何があってそうなったのか知らないけど、なんか登山でもしそうなリュックをしょってさまよってる私がいる。場所も山頂だし。
ああ、リュックから何かのぞいてる。黒猫かな?
どこかで拾ったのか?
そういえばハツネがいないや。
『この世界線では出会ってないようだ』
あ、そうなんだ。
そういうと、カラテゼィナらしき映像に一瞬で切り替わった。
ン、なんか知らない屋台のおばさんと話してる?
『これだけ状況が違えば、出会いも全く異なるだろう。まぁ当然のことだな』
そうだねえ。
ん?状況が違う?
ちょっと待った。
『じゃあ、この世界ではアヤと私の結末はどうなった?』
戦わずにすんだんだろうか?
だけど。
『いや、それは無理だったようだ。ほら』
あ。
どうやらイダミジアの郊外っぽいところで、私とアヤが激突していた。
激突……あれ?
だけど、その『私』を見た途端、私の中の何かが震えた。
あれは?
あの『私』の持っている杖は……?
『あれは「星辰の杖」だな』
『……そうなんだ』
あれが。
キマルケ巫女の杖の中でも至高にして究極と言われる杖。ただの巫女には触ることもできず、最上位の『風渡る巫女』だけが使えるという、究極の一たる聖なる杖。
だけど。
あれが使えるという事はすなわち、ひとの世の幸せは決して得られないということ。
そういう意味のある杖。
でも、そんなことより。
『……あれが、そうなんだ』
なるほど、わかった。
私が思ったのは、気負いでも憧れでもなければ、なんでもない。
あれが、そうなんだという理解。
ただそれだけだった。
そして私は、その反応が意味するものをまだ、この時は知らなかった。
飛蚊症: 視界に虫のようなゴミが混じって見える現象。
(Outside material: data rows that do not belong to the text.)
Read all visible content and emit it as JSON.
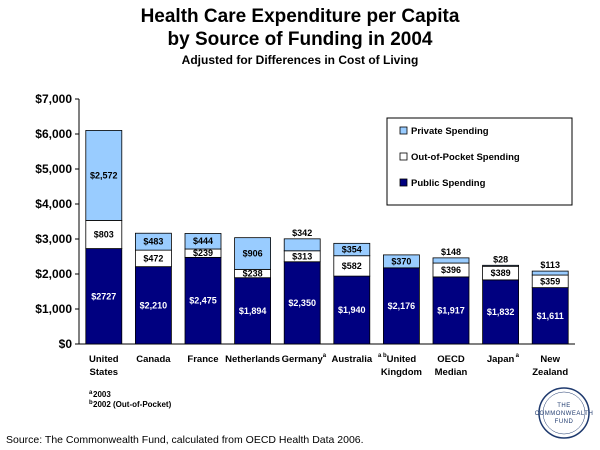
{
  "chart_data": {
    "type": "bar",
    "stacked": true,
    "title": [
      "Health Care Expenditure per Capita",
      "by Source of Funding in 2004"
    ],
    "subtitle": "Adjusted for Differences in Cost of Living",
    "ylim": [
      0,
      7000
    ],
    "yticks": [
      "$0",
      "$1,000",
      "$2,000",
      "$3,000",
      "$4,000",
      "$5,000",
      "$6,000",
      "$7,000"
    ],
    "grid": false,
    "legend_position": "top-right",
    "categories": [
      {
        "lines": [
          "United",
          "States"
        ],
        "note": ""
      },
      {
        "lines": [
          "Canada"
        ],
        "note": ""
      },
      {
        "lines": [
          "France"
        ],
        "note": ""
      },
      {
        "lines": [
          "Netherlands"
        ],
        "note": ""
      },
      {
        "lines": [
          "Germany"
        ],
        "note": "a"
      },
      {
        "lines": [
          "Australia"
        ],
        "note": "a b"
      },
      {
        "lines": [
          "United",
          "Kingdom"
        ],
        "note": ""
      },
      {
        "lines": [
          "OECD",
          "Median"
        ],
        "note": ""
      },
      {
        "lines": [
          "Japan"
        ],
        "note": "a"
      },
      {
        "lines": [
          "New",
          "Zealand"
        ],
        "note": ""
      }
    ],
    "series": [
      {
        "name": "Public Spending",
        "color": "#000080",
        "values": [
          2727,
          2210,
          2475,
          1894,
          2350,
          1940,
          2176,
          1917,
          1832,
          1611
        ],
        "labels": [
          "$2727",
          "$2,210",
          "$2,475",
          "$1,894",
          "$2,350",
          "$1,940",
          "$2,176",
          "$1,917",
          "$1,832",
          "$1,611"
        ]
      },
      {
        "name": "Out-of-Pocket Spending",
        "color": "#ffffff",
        "values": [
          803,
          472,
          239,
          238,
          313,
          582,
          0,
          396,
          389,
          359
        ],
        "labels": [
          "$803",
          "$472",
          "$239",
          "$238",
          "$313",
          "$582",
          "",
          "$396",
          "$389",
          "$359"
        ]
      },
      {
        "name": "Private Spending",
        "color": "#99ccff",
        "values": [
          2572,
          483,
          444,
          906,
          342,
          354,
          370,
          148,
          28,
          113
        ],
        "labels": [
          "$2,572",
          "$483",
          "$444",
          "$906",
          "$342",
          "$354",
          "$370",
          "$148",
          "$28",
          "$113"
        ]
      }
    ],
    "legend_order": [
      "Private Spending",
      "Out-of-Pocket Spending",
      "Public Spending"
    ],
    "footnotes": [
      {
        "mark": "a",
        "text": "2003"
      },
      {
        "mark": "b",
        "text": "2002 (Out-of-Pocket)"
      }
    ]
  },
  "source": "Source: The Commonwealth Fund, calculated from OECD Health Data 2006.",
  "logo": {
    "lines": [
      "THE",
      "COMMONWEALTH",
      "FUND"
    ]
  }
}
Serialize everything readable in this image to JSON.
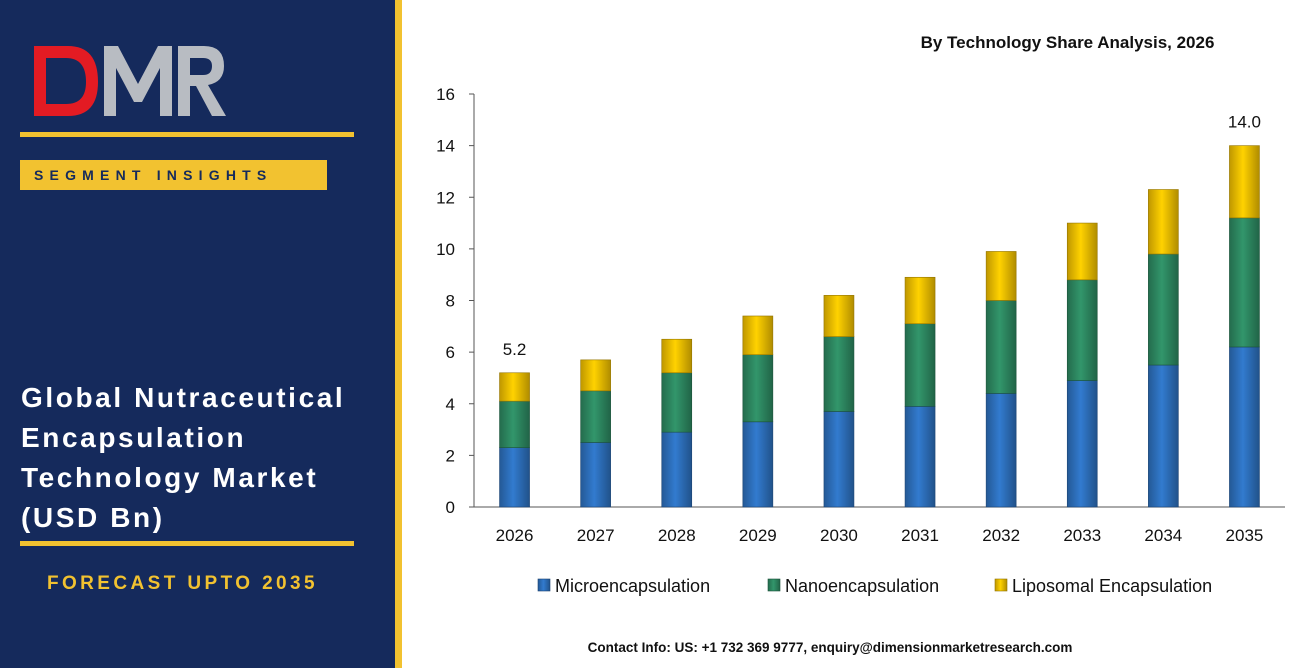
{
  "brand": {
    "logo_text": "DMR",
    "logo_colors": [
      "#e31b23",
      "#b8bcc2"
    ]
  },
  "left_panel": {
    "segment_label": "SEGMENT INSIGHTS",
    "title_lines": [
      "Global Nutraceutical",
      "Encapsulation",
      "Technology Market",
      "(USD Bn)"
    ],
    "forecast": "FORECAST UPTO 2035"
  },
  "contact": "Contact Info: US: +1 732 369 9777, enquiry@dimensionmarketresearch.com",
  "colors": {
    "panel_bg": "#152a5c",
    "accent": "#f2c230"
  },
  "chart_data": {
    "type": "bar",
    "stacked": true,
    "title": "By Technology Share Analysis, 2026",
    "xlabel": "",
    "ylabel": "",
    "ylim": [
      0,
      16
    ],
    "yticks": [
      0,
      2,
      4,
      6,
      8,
      10,
      12,
      14,
      16
    ],
    "grid": false,
    "legend_position": "bottom",
    "categories": [
      "2026",
      "2027",
      "2028",
      "2029",
      "2030",
      "2031",
      "2032",
      "2033",
      "2034",
      "2035"
    ],
    "series": [
      {
        "name": "Microencapsulation",
        "color": "#2e72c0",
        "values": [
          2.3,
          2.5,
          2.9,
          3.3,
          3.7,
          3.9,
          4.4,
          4.9,
          5.5,
          6.2
        ]
      },
      {
        "name": "Nanoencapsulation",
        "color": "#2e8b63",
        "values": [
          1.8,
          2.0,
          2.3,
          2.6,
          2.9,
          3.2,
          3.6,
          3.9,
          4.3,
          5.0
        ]
      },
      {
        "name": "Liposomal Encapsulation",
        "color": "#f5c200",
        "values": [
          1.1,
          1.2,
          1.3,
          1.5,
          1.6,
          1.8,
          1.9,
          2.2,
          2.5,
          2.8
        ]
      }
    ],
    "data_labels": [
      {
        "category": "2026",
        "text": "5.2"
      },
      {
        "category": "2035",
        "text": "14.0"
      }
    ]
  }
}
水晶体のにごりが原因のため、視界にあわせて流体のように動く。成人病のひとつで、中高年になると発症することがある。
日曜市: 高知市で昔からある日曜日の露天市。もう昔日の活気はないが、今も高知駅近くの公道を閉鎖して行われている。
目からビーム: 1982年の第一版では本当に目からビーム出てます。第二版で真っ先に削除になりましたが。